The Real Heroes of the Global Economy
The real heroes of the world economy – the role models that others should emulate – are countries that have done relatively well while running only small external imbalances. These countries do not garner many headlines, but, without them, the global economy would be even less manageable than it already is.
PRINCETON – Economic policymakers seeking successful models to emulate apparently have an abundance of choices nowadays. Led by China, scores of emerging and developing countries have registered record-high growth rates over recent decades, setting precedents for others to follow. While advanced economies have performed far worse on average, there are notable exceptions, such as Germany and Sweden. “Do as we do,” these countries’ leaders often say, “and you will prosper, too.”
Look more closely, however, and you will discover that these countries’ vaunted growth models cannot possibly be replicated everywhere, because they rely on large external surpluses to stimulate the tradable sector and the rest of the economy. Sweden’s current-account surplus has averaged above a whopping 7% of GDP over the last decade; Germany’s has averaged close to 6% during the same period.
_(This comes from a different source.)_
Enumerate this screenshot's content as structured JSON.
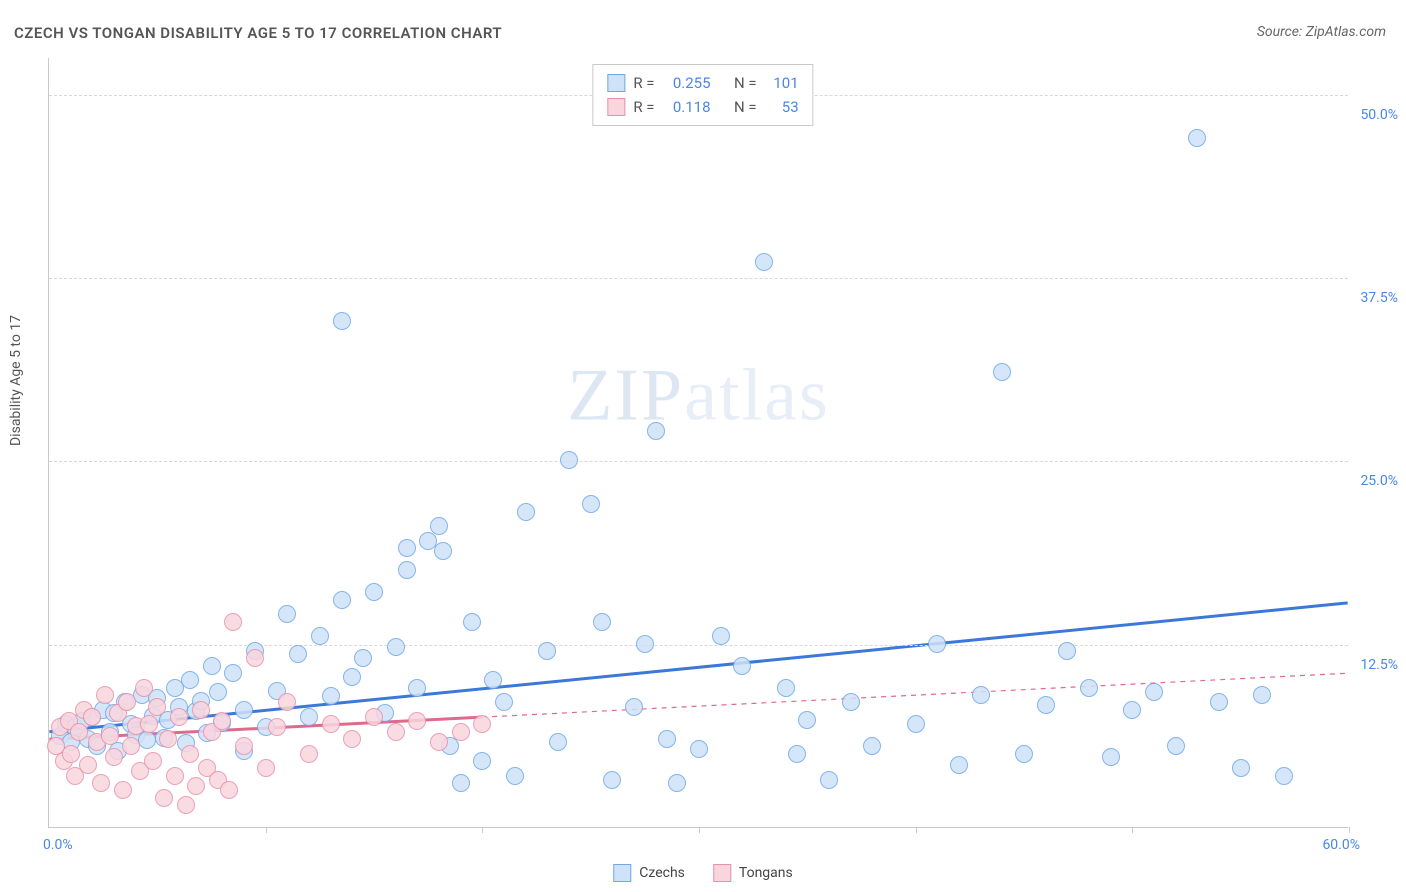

China’s large external surplus – above 10% of GDP in 2007 – has narrowed significantly in recent years, with the trade imbalance falling to about 2.5% of GDP. As the surplus came down, so did the economy’s growth rate – indeed, almost point for point. To be sure, China’s annual growth remains comparatively high, at above 7%. But growth at this level reflects an unprecedented – and unsustainable – rise in domestic investment to nearly 50% of GDP. When investment returns to normal levels, economic growth will slow further.